22.4As set out in the previous chapter, the common law position in many Commonwealth jurisdictions and the United States is that the executor has the right and duty to make decisions in respect to the funeral arrangements, burial or cremation and other related matters.
22.5In the section above, we suggested that there should be a new role of “deceased’s representative” who is appointed for the sole purpose of making decisions after death about funeral arrangements, disposal of the body and how to deal with any remains. However, this appointment will be optional. If the deceased has a will and does not take the additional step of appointing a representative, the executor will have the decision-making role. This is substantially similar to the status quo, although as explored in the next chapter, the executor will be exercising this decision-making power under a statutory power and must take account of the same factors as the deceased’s representative.
22.6In practice, the executor generally has no significant role in making decisions after death as these are usually made by the deceased’s loved ones by consensus. The executor is able to defer to the collective decision of the family and need not step in unless called upon to do so. It is only where consensus fails that an executor may be called upon.
22.7This means that, in practice, the role of the executor in making funeral, burial and other related decisions will only be invoked if the family is unable to agree on such arrangements. We consider that this is appropriate and should be reflected in the statute given the executor is appointed primarily for the purpose of administering the will and, in most cases, there is no reason to interfere with the family making decisions and arrangements after death. However, there is a strong rationale in preserving this function in relation to arrangements for the body as it ultimately provides certainty as to who the decision-maker is in the event that the family is unable to make the funeral decisions and other decisions. Third parties such as funeral directors can also rely on the fact that they have recourse to an identified person who has the ultimate responsibility to make funeral decisions.

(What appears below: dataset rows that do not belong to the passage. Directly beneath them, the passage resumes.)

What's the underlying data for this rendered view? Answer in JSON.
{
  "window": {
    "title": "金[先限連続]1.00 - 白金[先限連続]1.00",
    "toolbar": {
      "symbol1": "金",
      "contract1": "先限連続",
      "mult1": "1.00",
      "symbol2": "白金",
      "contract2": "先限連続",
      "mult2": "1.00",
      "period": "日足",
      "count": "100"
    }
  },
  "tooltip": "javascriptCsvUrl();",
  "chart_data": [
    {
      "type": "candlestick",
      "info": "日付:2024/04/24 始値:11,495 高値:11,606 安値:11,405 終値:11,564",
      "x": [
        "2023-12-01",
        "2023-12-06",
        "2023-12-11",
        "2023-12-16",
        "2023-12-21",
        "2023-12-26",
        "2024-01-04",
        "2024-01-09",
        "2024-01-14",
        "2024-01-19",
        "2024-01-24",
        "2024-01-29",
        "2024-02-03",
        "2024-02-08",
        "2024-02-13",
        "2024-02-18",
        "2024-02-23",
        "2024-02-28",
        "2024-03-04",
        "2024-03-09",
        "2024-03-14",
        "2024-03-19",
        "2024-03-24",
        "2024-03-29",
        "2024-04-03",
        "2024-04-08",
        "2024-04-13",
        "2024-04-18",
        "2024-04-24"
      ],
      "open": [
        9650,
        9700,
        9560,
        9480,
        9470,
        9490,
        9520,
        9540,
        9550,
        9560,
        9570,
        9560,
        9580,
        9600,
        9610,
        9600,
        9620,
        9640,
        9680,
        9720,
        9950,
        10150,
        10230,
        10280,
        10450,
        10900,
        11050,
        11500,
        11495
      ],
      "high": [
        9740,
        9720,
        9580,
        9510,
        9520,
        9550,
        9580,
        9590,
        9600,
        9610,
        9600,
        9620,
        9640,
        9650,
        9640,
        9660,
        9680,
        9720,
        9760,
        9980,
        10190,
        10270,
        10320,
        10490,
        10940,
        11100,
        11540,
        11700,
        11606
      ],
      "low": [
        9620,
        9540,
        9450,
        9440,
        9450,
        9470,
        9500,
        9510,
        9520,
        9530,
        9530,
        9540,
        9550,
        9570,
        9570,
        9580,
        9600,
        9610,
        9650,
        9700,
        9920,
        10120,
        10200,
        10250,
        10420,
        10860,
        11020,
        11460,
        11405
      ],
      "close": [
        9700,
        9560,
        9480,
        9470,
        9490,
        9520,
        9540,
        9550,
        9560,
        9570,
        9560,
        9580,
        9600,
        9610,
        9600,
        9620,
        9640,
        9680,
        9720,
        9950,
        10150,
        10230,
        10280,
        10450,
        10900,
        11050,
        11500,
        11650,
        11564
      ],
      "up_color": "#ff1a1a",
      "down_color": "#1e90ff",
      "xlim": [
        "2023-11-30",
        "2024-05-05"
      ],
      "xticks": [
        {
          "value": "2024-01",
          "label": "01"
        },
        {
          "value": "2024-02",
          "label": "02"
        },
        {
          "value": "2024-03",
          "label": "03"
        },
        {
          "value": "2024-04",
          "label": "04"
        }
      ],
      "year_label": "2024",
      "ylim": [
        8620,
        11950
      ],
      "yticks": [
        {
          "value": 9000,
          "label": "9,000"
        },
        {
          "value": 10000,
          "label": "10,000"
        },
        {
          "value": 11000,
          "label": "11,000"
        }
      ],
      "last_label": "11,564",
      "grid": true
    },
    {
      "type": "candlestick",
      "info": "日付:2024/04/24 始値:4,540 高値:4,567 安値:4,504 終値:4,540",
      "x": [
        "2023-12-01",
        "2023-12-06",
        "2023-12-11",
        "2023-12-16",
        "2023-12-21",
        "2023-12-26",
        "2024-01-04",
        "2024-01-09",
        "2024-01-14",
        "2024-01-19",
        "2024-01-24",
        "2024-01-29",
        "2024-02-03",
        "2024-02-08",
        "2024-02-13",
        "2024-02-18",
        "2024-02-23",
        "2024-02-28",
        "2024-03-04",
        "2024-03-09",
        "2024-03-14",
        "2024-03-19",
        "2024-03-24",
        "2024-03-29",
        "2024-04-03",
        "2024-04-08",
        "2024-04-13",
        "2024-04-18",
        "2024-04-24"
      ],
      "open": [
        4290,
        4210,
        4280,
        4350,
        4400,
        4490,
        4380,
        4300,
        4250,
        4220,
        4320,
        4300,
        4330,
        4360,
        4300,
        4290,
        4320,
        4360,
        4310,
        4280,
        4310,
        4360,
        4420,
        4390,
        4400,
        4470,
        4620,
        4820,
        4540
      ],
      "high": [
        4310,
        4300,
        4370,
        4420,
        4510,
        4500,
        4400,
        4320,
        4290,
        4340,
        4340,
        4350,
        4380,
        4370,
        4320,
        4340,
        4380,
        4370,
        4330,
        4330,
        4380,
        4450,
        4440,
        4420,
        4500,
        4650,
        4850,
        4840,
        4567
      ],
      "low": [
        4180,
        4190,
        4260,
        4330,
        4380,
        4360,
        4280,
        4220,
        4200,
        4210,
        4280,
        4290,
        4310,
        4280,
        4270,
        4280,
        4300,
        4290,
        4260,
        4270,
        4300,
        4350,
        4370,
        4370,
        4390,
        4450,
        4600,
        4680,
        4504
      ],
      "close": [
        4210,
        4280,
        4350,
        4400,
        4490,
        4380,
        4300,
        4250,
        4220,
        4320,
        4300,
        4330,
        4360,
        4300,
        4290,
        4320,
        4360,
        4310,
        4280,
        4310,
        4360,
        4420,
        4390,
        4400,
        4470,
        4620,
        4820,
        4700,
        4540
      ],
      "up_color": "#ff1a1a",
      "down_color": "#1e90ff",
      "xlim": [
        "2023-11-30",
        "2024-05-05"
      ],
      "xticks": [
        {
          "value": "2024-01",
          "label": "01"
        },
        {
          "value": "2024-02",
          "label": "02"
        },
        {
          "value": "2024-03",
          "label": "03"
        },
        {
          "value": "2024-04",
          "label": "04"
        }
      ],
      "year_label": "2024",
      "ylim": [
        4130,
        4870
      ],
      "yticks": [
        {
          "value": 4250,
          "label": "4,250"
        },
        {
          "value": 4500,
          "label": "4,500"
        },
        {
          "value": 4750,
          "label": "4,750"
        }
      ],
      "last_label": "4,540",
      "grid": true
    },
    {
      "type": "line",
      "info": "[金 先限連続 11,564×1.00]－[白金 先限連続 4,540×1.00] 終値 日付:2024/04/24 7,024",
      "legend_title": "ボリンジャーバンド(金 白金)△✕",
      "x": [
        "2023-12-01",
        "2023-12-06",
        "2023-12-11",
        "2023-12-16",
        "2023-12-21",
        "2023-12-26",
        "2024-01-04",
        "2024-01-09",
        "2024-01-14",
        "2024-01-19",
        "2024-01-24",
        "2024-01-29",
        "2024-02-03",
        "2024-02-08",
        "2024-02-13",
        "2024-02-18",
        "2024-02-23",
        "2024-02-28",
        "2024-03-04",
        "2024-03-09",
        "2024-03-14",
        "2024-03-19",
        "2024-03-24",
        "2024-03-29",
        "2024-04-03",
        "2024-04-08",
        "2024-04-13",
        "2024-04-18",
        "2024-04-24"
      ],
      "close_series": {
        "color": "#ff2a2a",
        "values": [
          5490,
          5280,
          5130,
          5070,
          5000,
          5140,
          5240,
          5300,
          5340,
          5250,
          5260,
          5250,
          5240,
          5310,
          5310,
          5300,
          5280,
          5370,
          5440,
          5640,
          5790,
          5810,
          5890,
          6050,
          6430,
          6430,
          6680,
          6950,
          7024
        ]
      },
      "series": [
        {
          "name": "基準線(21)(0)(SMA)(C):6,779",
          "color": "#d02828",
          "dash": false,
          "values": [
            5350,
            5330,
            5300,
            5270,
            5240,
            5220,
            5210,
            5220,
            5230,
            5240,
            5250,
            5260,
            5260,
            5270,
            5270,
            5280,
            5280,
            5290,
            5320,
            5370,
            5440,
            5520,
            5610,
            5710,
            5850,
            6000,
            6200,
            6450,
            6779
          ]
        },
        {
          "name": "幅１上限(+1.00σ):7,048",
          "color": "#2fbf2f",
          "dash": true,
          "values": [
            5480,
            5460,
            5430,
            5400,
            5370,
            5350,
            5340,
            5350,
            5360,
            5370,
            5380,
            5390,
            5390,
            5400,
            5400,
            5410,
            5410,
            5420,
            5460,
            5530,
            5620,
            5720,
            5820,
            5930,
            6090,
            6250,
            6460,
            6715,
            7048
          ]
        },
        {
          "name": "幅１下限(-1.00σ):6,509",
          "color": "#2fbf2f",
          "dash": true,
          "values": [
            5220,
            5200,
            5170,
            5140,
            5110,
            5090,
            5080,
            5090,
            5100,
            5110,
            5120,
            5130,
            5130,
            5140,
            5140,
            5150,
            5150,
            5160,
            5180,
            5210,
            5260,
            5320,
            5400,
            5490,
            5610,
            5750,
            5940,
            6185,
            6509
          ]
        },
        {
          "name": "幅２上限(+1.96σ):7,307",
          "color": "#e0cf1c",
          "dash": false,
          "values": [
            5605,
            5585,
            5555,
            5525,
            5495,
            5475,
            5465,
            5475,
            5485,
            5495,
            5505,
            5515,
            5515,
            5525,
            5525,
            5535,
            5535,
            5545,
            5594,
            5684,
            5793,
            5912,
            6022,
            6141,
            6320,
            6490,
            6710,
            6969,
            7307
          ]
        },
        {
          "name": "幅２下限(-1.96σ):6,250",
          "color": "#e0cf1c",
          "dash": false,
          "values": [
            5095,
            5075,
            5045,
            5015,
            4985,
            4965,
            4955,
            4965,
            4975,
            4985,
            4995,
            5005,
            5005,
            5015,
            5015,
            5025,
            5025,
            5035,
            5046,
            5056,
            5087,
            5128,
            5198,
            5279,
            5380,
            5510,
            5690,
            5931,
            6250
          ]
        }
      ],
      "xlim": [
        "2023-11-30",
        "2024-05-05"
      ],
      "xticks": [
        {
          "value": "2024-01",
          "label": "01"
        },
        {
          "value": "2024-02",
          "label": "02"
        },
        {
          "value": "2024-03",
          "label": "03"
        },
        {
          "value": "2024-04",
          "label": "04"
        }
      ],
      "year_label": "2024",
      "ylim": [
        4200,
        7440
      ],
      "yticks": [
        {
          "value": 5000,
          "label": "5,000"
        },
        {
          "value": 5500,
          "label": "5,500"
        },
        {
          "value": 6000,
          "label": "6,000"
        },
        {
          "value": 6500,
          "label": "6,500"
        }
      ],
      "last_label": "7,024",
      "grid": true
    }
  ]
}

22.8This statutory affirmation of the executor rule combined with the introduction of a deceased’s representative will ensure that there is certainty around decision-making. This was a key concern of many submitters, particularly within the funeral industry. The proposals will make it clear who the decision-maker is in the event that funeral and burial decisions are not being made or when there is conflict over who has the right to make these decisions.
R104 The statute should provide that, in the event that the family is unable to agree on the funeral arrangements or disposal of the body or any remains, the executor should have the right to make these decisions and should have a duty to dispose of the body. This right and duty is subject to the right and duty of the deceased’s representative, if one is appointed.